Глядя на него с дурацким пакетом мусора, Хезер понимала, что она любит его и всегда любила. Может быть, с того самого поцелуя в первый год старшей школы. Может быть, даже раньше.

– Ты не обязан мне ничего объяснять, – ответила она и прошла мимо него в дом. Снаружи было светло, поэтому на какое-то время она потерялась в темноте. Она неуверенно шагнула в сторону гостиной, откуда доносился шум вентилятора, когда Бишоп распахнул позади нее дверь.

– Хезер, – сказал он.

Прежде чем она успела ответить, раздался чей-то голос. Женский голос.

– Бишоп?

Время остановилось. Хезер замерла на месте, как и Бишоп.
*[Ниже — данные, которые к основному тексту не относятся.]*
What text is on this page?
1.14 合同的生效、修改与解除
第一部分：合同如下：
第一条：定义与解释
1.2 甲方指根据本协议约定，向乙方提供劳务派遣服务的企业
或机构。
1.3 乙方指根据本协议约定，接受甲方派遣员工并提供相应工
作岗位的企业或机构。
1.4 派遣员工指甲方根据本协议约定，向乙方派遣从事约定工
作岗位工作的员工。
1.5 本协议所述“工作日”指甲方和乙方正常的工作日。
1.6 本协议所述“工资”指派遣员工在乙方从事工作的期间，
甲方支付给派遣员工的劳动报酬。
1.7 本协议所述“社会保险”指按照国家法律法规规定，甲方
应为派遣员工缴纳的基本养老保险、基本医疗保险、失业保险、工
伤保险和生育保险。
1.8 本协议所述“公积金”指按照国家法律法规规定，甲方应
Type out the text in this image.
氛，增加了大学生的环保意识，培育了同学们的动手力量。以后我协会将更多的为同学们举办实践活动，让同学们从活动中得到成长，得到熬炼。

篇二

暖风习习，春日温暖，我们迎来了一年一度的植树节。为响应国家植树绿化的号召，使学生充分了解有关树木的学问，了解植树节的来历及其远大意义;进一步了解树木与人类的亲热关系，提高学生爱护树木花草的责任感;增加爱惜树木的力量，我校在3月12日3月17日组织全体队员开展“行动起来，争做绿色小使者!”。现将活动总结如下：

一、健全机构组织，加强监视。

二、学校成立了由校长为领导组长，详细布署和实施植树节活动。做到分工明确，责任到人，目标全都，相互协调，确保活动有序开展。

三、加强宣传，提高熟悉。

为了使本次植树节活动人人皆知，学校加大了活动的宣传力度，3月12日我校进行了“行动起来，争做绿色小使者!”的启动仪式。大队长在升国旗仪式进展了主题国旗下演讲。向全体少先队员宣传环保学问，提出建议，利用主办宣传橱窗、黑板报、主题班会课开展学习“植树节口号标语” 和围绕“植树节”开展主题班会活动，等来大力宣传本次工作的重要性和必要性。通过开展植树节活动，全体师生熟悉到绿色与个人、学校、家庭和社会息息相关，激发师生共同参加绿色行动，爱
Ничего не двигалось, кроме черных пятен перед глазами Хезер, пока она привыкала к темноте. Она увидела тень девушки, появившейся из темноты гостиной. Странно, но, несмотря на то что они всегда ходили вместе в школу, Хезер не сразу узнала Вивьен Травин. Может, потому она была шокирована, увидев ее здесь, в доме Бишопа, босиком, с чашкой с его кухни. Как будто она здесь жила.

– Привет, Хезер, – сказала Вивьен, отпивая что-то из кружки. Хезер видела, что та смотрит на Бишопа, и в этом взгляде читалось предупреждение.

Хезер повернулась к Бишопу. Во всем его виде читалось одно – чувство вины. Оно, как физическая сила, как что-то липкое, было повсюду.

– Что ты здесь делаешь? – спросила Вивьен все еще небрежным тоном.

– Ухожу, – ответила Хезер. Она бросилась вперед, по коридору и на кухню. Она боролась с тошнотой, с воспоминаниями, готовыми захлестнуть ее, – о времени, когда она пила какао из этой самой кружки, ее губы были там, где теперь были губы Вивьен, ее губы на Бишопе – теперь на Бишопе, принадлежащем Вивьен.

Ее телефон был по-прежнему включен в розетку рядом с микроволновой печью. Ее пальцы казались опухшими и бесполезными. Она несколько раз попыталась вытащить телефон, прежде чем достала его.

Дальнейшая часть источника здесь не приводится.